Maya Widmaier-Picasso, Paris (the artist’s daughter)

Wildenstein & Co., London

Acquired from the above by the present owner in 1980

Exhibited

Bogota, National Museum of Colombia, Pablo Picasso, 2000, no. 29, illustrated in colour in the catalogue

Chemnitz, Kunstsammlung Chemnitz, Picasso et les femmes, 2002-03, illustrated in colour in the catalogue

Literature

Hélène Parmelin, Picasso: Les dames de Mougins, Paris, 1964, illustrated in colour p. 63

Edward Quinn & Pierre Daix, Picasso avec Picasso, Stuttgart, 1987, illustrated p. 242

Carsten-Peter Warncke & Ingo F. Walther, Pablo Picasso, Cologne, 1991, vol. II, illustrated in colour p. 514 (titled Jacqueline accroupie)

Catalogue Note

Vividly coloured and conceived on an impressive scale, Femme accroupie is a majestic image of the final love of the artist’s life, Jacqueline Roque (fig. 4). The palette recalls the brilliant primary tones Picasso used during the 1930s – a time often referred to as his ‘golden period’- whilst the boldly geometric composition alludes to the ground-breaking developments of his Cubist work. These stark planes of colour are counteracted by the pattern and shape of the figure’s dress and project Jacqueline's form to the front of the canvas. In 1954 Picasso – who had only met Jacqueline in the summer of 1952 – was in the first flush of love and this is reflected in the vigour and energy with which he approaches this portrait of his muse. Discussing the role Jacqueline would go on to take in Picasso’s life and art John Richardson wrote: ‘It is Jacqueline's image that permeates Picasso's work from 1954 until his death, twice as long as any of her predecessors […]. It is her body that we are able to explore more exhaustively and more intimately than any other body in the history of art. It is her solicitude and patience that sustained the artist in the face of declining health and death and enabled him to be more productive than ever before and to go on working into his ninety-second year. And lastly it is her vulnerability that gives a new intensity to the combination of cruelty and tenderness that endows Picasso's paintings of women with their pathos and their strength’ (J. Richardson in Late Picasso (exhibition catalogue), Tate Gallery, London, 1988, p. 47).

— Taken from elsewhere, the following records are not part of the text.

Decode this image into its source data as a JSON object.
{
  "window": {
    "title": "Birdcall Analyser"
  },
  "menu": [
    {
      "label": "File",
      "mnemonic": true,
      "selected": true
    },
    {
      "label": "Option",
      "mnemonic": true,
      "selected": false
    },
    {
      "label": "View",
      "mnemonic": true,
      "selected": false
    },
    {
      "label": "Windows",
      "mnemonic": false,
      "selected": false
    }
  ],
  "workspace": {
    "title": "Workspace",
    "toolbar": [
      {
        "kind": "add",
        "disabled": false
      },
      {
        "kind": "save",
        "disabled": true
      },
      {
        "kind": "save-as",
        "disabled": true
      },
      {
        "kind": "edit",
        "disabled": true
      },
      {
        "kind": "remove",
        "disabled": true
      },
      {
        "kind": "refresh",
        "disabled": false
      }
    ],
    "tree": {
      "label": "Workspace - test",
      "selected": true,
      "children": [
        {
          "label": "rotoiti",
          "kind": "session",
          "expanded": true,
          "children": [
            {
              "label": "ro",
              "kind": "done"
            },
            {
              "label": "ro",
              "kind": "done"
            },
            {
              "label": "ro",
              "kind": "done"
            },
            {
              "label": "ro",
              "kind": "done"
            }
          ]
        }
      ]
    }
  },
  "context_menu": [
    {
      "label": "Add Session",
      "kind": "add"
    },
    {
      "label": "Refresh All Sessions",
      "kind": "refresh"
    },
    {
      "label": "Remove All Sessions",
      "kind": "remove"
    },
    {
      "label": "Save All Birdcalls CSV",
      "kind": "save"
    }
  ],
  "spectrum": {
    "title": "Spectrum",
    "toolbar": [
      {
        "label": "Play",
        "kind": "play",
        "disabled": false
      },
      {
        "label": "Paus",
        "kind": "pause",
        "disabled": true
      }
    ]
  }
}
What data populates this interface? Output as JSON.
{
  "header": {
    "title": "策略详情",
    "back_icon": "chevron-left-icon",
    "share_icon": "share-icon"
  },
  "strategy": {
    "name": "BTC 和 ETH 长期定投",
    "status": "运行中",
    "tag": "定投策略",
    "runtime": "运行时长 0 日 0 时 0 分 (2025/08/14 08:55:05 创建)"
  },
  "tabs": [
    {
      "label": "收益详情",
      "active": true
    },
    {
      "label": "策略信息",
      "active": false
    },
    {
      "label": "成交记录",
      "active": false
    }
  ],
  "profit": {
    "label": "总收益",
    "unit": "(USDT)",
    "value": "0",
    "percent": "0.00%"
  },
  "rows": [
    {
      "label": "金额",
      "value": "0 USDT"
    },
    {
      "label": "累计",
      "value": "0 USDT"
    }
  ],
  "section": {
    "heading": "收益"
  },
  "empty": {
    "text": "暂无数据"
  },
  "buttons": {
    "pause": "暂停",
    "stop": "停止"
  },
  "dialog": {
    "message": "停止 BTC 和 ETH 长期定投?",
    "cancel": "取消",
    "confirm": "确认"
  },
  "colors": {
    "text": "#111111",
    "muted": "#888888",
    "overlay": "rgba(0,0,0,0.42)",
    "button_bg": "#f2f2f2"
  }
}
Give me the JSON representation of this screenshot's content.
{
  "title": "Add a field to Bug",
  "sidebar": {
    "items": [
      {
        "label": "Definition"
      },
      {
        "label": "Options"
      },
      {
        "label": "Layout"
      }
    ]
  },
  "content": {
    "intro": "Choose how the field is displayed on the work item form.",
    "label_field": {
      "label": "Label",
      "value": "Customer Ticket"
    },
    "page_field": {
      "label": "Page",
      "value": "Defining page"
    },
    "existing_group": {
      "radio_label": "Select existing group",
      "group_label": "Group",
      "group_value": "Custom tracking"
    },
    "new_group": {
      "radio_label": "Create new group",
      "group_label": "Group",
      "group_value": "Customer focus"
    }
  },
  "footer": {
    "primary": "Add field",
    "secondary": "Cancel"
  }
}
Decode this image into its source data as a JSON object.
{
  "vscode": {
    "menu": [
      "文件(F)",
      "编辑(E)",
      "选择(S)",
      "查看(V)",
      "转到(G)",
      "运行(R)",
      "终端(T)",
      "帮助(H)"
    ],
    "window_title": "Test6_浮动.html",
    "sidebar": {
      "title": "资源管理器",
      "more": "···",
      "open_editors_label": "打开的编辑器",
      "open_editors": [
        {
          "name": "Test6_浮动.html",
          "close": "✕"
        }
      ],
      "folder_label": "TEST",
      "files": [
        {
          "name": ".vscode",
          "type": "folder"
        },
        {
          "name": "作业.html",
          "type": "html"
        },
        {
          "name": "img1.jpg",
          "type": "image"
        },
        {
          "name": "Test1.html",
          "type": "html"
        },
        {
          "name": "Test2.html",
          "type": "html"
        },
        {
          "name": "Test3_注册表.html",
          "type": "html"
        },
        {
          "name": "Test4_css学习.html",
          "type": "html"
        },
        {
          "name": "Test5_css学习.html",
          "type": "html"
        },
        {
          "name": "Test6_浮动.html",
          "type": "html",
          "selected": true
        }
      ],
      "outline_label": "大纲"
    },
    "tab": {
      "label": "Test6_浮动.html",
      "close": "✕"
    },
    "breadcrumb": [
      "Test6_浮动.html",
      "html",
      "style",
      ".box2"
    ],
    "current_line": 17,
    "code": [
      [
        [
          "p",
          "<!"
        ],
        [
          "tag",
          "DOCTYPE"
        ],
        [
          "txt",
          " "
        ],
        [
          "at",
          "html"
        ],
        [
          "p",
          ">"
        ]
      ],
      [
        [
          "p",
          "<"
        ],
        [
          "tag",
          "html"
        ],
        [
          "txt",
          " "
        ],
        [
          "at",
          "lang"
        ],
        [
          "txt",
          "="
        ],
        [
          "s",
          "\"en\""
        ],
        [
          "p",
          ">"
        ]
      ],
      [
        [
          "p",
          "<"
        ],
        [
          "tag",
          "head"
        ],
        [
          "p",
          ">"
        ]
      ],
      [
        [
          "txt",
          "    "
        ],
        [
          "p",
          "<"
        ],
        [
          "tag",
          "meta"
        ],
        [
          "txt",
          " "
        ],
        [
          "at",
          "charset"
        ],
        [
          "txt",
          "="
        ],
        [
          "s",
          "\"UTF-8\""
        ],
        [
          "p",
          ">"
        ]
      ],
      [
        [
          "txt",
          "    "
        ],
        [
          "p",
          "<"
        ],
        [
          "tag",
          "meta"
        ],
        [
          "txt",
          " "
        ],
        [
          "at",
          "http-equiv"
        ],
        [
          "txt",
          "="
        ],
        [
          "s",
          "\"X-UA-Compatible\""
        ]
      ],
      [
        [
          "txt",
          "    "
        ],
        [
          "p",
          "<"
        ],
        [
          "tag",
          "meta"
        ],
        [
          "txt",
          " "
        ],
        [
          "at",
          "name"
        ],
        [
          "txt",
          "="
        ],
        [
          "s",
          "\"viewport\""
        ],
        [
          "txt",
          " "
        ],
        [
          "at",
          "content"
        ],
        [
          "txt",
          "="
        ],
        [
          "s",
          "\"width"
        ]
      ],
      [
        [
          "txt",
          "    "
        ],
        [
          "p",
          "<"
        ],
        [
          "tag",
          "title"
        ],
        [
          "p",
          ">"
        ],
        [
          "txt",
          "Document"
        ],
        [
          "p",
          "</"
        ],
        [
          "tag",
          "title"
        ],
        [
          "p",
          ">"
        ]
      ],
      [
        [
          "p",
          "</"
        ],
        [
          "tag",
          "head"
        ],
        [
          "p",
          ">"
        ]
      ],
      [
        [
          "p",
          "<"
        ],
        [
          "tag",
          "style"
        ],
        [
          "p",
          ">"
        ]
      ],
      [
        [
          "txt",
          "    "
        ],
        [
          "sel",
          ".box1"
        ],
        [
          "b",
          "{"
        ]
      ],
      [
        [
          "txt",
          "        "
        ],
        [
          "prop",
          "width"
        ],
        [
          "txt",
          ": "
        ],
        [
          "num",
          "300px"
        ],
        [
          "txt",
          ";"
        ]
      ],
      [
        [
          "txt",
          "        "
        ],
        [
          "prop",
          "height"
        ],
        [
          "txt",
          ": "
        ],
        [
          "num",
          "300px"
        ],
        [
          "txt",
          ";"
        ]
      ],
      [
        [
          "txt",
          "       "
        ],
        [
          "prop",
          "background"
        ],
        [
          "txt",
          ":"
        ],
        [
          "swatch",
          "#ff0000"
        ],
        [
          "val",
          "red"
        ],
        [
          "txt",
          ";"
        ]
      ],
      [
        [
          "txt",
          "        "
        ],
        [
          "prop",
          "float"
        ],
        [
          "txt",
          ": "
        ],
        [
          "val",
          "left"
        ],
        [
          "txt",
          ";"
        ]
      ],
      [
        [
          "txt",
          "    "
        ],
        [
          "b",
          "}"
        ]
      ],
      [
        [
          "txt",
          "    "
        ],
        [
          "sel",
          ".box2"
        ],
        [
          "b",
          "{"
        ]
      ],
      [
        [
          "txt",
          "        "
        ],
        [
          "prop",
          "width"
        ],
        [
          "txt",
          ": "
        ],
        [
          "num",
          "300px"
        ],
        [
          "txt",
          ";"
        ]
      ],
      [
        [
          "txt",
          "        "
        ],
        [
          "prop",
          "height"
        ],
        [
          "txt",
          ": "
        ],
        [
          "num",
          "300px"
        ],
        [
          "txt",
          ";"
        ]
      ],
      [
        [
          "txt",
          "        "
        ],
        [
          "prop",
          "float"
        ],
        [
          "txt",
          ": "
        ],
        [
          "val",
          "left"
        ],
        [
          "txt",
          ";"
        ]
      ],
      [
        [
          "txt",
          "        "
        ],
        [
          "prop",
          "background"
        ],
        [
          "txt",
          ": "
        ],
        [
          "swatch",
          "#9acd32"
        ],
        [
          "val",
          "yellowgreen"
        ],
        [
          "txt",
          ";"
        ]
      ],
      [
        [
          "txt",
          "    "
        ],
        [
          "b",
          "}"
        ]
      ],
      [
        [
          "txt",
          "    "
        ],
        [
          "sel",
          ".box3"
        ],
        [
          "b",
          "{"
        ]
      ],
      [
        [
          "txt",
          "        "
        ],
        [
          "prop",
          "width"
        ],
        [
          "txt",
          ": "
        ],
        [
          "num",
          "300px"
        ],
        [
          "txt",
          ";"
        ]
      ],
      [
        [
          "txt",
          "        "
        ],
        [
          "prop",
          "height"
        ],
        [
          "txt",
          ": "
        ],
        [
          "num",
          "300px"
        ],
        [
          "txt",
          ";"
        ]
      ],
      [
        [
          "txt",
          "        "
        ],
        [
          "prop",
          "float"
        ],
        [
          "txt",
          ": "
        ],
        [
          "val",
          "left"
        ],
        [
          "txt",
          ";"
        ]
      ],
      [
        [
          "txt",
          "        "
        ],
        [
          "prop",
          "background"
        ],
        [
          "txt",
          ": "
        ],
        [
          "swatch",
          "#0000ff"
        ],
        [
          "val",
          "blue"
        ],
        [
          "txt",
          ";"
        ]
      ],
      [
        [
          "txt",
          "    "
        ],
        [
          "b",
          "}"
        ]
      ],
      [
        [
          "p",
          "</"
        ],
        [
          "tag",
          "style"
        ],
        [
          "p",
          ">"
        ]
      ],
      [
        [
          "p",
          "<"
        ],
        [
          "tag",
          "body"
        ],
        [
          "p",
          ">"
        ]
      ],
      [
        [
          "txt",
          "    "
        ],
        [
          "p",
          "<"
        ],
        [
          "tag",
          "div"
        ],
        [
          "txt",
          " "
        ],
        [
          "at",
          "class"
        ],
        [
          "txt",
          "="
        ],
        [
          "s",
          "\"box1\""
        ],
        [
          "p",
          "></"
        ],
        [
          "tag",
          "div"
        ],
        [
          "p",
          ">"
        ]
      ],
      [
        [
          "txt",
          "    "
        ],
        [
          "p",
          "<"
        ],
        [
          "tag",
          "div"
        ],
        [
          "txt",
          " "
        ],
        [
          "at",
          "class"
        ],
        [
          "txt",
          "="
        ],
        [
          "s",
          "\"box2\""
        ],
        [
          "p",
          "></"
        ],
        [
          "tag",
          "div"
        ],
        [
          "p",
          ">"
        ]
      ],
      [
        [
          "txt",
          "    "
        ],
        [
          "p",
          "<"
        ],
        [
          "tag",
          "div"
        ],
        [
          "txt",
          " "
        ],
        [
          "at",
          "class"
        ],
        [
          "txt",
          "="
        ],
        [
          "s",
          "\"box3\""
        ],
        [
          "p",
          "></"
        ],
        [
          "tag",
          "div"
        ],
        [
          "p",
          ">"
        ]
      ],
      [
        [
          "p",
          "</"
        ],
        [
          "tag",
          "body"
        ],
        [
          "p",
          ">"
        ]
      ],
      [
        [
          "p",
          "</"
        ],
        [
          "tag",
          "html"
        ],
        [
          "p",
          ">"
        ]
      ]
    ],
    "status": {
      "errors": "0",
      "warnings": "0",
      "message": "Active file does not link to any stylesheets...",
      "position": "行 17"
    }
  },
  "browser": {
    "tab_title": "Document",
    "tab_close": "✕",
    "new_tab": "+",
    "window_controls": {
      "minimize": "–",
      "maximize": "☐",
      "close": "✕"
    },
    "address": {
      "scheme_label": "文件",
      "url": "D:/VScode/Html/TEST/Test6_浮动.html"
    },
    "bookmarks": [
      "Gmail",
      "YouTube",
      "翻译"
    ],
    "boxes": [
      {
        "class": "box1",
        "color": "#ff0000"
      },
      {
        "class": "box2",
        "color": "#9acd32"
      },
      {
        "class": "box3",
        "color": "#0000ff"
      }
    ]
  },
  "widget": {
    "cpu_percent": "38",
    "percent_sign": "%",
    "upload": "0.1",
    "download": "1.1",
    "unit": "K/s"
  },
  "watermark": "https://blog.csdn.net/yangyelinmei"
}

From June to October 1954 Picasso painted Jacqueline in the same pose on several canvases (figs. 1 & 2), crouched with her hands clasped around her knees, some highly abstracted and brightly coloured, others more naturalistic and sombre. This pose showed of her strong profile, especially her large, heavy lidded eyes, which emphasised her exotic features. As the year drew to a close, Picasso took up his brushes again to explore a subject that had long fascinated him – Delacroix’s Les femmes d’Algers. Inspired by the recent death of his friend and rival Henri Matisse, Picasso’s works from this period were also a direct response to Matisse’s famous Odalisques. Moreover, it was Jacqueline’s striking resemblance to Delacroix’s dark haired women of Algiers that compelled him to explore the subject in no less than fifteen direct interpretations and numerous other permutations. In Femme accroupie, the brilliant colour schemes and bold compositional arrangements that Picasso went on to develop in his portraits of Jacqueline over the following year are already fully evident.